We feel our relationship with the Seattle Mariners is summed up by one of our favorite opening lines from a novel, “John Dortmunder was a man on whom the sun shone only when he needed darkness.”* Finally, after 20 years outside the grand house of the playoffs looking in from a distant dreary patch of foul ground, the Mariners seem poised on the edge of greatness. They played well last year, made a big free agent signing with the promise of more and have the number one ranked minor league system in baseball which historically means a team is likely to be in the World Series in the next two years…if there is a World Series. Because, of course, the owners and players are stalemated in negotiations over a new contract (mostly the owners fault in our estimation) and there’s no telling when the season will begin.
So we’ve cancelled our vacation plans for Arizona to attend Spring Training in early March. That’s the bad news. The good news is the sun will shine on our favorite place in the world, New Orleans, where we’ll be traveling to instead. Of course, Dortmunder-like just as we are about to enjoy po-boys, Pimm’s Cups, beignets and more, we’ve been warned by the authorities to watch what we eat. Which we fully intend to do, keeping a close eye on those shrimp and grits as we fork them up to our mouth. While we select concerts to see in three weeks, we note that disasters aren’t as disastrous as they once were, wonder what’s going on in Canada, and examine China’s battery lead. It’s this week’s International Need to Know, going for the gold in international data and information.
*A line from the late great Donald Westlake’, which we put up with those from A Tale of Two Cities, Pride and Prejudice and Anna Karenina.
Without further ado, here’s what you need to know.
Disasters Not as Disastrous
Last month a giant underwater volcano erupted. Last week a massive snow storm hit the U.S. East Coast. Last summer we experienced a “heat dome” here in Seattle and the Pacific Northwest. Natural disasters are increasingly on everyone’s mind. All of this got us perusing Our World in Data’s entry on natural disasters to see what the trends are. There might or might not be more natural disasters than previously but what’s clear is there are many fewer deaths around the world as the result of such natural disasters. Strikingly so. Since the 1920s, humans have become much more adept at dealing with natural disasters as you see in the first chart below. But if there’s a natural disaster to be most fearful of, it’s clearly earthquakes which in the last decade killed more people than all other natural disasters combined (see second chart below). Notice, however, that death from extreme temperature is second. As you see in the third chart below (we apologize for surpassing our usual two chart per story limit—we will undoubtedly be called into the editor’s office for this transgression), the number of deaths from extreme temperatures has been increasing since the year 2000. Presumably this increase has to do with climate change. Humans need to address climate change and start adapting better to its consequences but we also need to take measures to protect from earthquakes, the hippopotamus of natural disaster deaths.*
*Hippos by far kill more people than any other animal in Africa…except the mosquito. So, the mosquito is the earthquake of animals, except more annoying.

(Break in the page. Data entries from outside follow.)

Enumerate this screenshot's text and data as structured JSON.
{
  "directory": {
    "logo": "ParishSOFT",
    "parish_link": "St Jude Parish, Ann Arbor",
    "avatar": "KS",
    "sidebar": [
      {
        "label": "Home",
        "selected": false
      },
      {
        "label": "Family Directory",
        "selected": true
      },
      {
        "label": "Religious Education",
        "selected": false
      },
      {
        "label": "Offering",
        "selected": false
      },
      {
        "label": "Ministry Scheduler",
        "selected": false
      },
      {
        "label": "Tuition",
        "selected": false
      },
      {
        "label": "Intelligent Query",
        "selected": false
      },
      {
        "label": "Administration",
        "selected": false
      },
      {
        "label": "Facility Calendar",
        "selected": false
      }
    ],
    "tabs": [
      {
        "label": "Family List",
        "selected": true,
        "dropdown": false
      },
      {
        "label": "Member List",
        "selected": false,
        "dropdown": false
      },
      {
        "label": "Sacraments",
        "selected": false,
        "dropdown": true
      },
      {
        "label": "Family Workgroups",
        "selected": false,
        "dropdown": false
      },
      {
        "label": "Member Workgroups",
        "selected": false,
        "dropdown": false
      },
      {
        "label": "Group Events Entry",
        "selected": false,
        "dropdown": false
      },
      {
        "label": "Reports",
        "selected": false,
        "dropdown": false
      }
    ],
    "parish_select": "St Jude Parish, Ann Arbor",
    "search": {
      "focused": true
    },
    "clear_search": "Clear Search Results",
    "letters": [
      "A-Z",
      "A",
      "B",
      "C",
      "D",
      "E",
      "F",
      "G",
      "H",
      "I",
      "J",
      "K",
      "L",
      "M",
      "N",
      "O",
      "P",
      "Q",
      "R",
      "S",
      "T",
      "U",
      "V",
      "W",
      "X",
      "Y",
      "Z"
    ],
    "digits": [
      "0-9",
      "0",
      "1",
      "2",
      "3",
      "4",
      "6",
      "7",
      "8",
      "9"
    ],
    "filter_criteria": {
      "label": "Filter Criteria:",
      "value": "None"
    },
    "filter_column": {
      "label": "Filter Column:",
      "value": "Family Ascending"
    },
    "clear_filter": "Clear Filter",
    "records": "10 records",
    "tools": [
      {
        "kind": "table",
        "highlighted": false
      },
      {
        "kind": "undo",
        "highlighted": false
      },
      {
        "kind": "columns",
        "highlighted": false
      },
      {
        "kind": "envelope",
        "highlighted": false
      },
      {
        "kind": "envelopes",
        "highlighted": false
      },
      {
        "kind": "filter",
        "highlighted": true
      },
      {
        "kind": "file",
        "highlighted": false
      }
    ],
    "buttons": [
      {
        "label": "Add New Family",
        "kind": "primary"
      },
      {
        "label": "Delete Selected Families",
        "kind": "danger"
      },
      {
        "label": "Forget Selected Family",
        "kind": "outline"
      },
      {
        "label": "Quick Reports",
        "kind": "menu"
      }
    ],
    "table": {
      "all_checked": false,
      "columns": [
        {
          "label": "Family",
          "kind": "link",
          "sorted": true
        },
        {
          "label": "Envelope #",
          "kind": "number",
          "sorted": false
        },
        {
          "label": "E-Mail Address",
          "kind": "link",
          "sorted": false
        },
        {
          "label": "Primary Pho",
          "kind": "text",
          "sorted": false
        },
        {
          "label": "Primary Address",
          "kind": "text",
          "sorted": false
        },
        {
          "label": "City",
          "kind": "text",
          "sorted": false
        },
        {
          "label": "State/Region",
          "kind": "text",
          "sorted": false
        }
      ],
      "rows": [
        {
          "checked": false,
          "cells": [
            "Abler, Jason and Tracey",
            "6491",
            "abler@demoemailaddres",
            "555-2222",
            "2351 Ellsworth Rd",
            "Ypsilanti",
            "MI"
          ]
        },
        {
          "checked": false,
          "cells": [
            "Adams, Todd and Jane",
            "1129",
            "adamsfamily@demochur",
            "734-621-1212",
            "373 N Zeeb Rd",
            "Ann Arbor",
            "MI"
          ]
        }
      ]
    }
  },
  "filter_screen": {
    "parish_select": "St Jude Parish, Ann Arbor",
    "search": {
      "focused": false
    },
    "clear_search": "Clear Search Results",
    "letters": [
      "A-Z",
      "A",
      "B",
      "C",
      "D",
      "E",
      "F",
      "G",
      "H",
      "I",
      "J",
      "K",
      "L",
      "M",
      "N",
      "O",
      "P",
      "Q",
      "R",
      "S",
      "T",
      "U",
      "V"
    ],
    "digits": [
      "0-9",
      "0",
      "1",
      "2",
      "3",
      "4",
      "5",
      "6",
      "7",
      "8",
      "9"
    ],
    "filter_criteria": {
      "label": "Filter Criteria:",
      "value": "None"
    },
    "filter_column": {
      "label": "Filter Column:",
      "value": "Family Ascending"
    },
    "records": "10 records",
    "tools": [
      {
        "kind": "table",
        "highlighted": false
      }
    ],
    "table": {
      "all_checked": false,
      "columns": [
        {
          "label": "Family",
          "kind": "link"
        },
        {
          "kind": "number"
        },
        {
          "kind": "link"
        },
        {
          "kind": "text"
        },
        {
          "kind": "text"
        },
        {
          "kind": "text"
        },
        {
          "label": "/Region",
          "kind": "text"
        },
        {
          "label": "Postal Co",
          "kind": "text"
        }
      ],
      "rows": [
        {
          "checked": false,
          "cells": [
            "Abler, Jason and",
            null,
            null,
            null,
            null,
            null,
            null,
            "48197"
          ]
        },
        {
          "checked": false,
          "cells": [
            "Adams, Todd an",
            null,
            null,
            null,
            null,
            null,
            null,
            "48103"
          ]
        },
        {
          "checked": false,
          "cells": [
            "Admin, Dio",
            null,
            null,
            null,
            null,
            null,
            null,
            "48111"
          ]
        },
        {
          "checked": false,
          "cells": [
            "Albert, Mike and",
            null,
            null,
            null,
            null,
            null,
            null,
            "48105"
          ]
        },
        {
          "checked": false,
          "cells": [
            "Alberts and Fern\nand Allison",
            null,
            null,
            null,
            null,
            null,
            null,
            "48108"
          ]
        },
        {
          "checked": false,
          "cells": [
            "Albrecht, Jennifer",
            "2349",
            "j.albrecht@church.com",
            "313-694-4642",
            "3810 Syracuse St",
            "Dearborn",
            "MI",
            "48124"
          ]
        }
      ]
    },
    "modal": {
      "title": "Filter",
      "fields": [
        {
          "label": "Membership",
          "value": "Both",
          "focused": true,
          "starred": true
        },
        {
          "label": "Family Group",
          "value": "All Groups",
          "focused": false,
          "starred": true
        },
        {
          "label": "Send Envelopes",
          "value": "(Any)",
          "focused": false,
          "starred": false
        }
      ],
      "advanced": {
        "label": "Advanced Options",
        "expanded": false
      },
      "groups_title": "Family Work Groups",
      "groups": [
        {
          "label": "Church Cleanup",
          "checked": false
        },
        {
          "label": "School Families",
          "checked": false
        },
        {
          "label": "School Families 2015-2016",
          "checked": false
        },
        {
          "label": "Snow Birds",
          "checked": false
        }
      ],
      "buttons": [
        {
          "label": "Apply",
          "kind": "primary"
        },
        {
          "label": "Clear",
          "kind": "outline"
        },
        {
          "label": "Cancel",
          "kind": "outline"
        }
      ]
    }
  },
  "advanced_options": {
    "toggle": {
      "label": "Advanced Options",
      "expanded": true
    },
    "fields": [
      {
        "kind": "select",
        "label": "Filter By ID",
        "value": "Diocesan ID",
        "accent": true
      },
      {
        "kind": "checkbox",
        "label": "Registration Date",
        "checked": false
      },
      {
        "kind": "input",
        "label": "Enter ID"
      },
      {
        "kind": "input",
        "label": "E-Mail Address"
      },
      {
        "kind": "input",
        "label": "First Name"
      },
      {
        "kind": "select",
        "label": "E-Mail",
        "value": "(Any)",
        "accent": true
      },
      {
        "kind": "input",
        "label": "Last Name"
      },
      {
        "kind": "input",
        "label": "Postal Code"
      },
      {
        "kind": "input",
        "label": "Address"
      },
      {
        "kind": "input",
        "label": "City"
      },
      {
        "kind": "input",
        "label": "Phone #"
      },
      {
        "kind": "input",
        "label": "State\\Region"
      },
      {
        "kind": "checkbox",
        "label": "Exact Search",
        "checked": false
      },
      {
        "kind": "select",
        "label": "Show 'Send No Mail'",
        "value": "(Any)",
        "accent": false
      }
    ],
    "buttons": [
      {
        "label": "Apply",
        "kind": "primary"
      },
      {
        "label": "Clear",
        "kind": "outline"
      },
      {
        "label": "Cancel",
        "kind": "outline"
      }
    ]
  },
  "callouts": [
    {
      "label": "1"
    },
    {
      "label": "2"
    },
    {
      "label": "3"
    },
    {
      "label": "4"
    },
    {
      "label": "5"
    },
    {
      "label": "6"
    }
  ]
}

Whenever things are going south in America, there’s always a number of Americans who threaten to move north to Canada. It’s perceived as the friendlier, more sane part of North America by many, at least until the recent truckers anti-Covid mandates imbroglio. But for all its assets and benefits, Canada is not a particularly dynamic place business-wise. Its economy does fine but there is not a lot of entrepreneurial activity outside of hockey fans throwing animals on the ice. Cue angry emails from Canadians…okay, there’s lots more entrepreneurial activity than that, but not enough, at least according to a recent article at The Hub. The author notes that “the median age of Canada’s fifteen largest public companies is 122 years.” In his chart below, you can see the youngest company among the top 15 largest Canadian publicly traded companies is Shopify. It’s a stark difference compared to the top 15 U.S. publicly traded companies, listed in the right-hand column. Many of these older Canadian companies are natural resource businesses. Given the current energy transition, we will guess that some of those large Canadian companies will not be big for too much longer. A change in the composition of the largest Canadian companies will likely be helpful to getting Canadian companies to spend more on R&D which as you can see in the second chart, Canada also lags in. Now, back to throwing stuff on the ice and blocking roads with trucks.
China Corner: China Charged Up
During these weeks of institutional corruption broadcast worldwide, lots of attention is focused on who is winning slalom or skating and what country they are from, but too little attention is paid to the important competition: The Competition of Competence between the U.S. and China. We continue to track it in our U.S. – China Index. The invaluable MarcoPolo.org hones in on what’s going on in the lithium battery world and its supply chain competition in a new post on their website. As you can see, in production of lithium, China is by far the leader, producing 61 percent of the world’s lithium batteries. Japan is second at 12 percent, followed by the U.S. and E.U. That’s the downstream part of the supply chain. China dominates the midstream as well, manufacturing between 40 and 60 percent of the main component parts of lithium batteries—separators, anodes, cathodes and electrolytes. Basic ingredients of these batteries, from graphite to lithium to nickel are sourced from many places in the world. Check out their full post with lots of data and insights. It will give a real charge to your understanding of the battery world.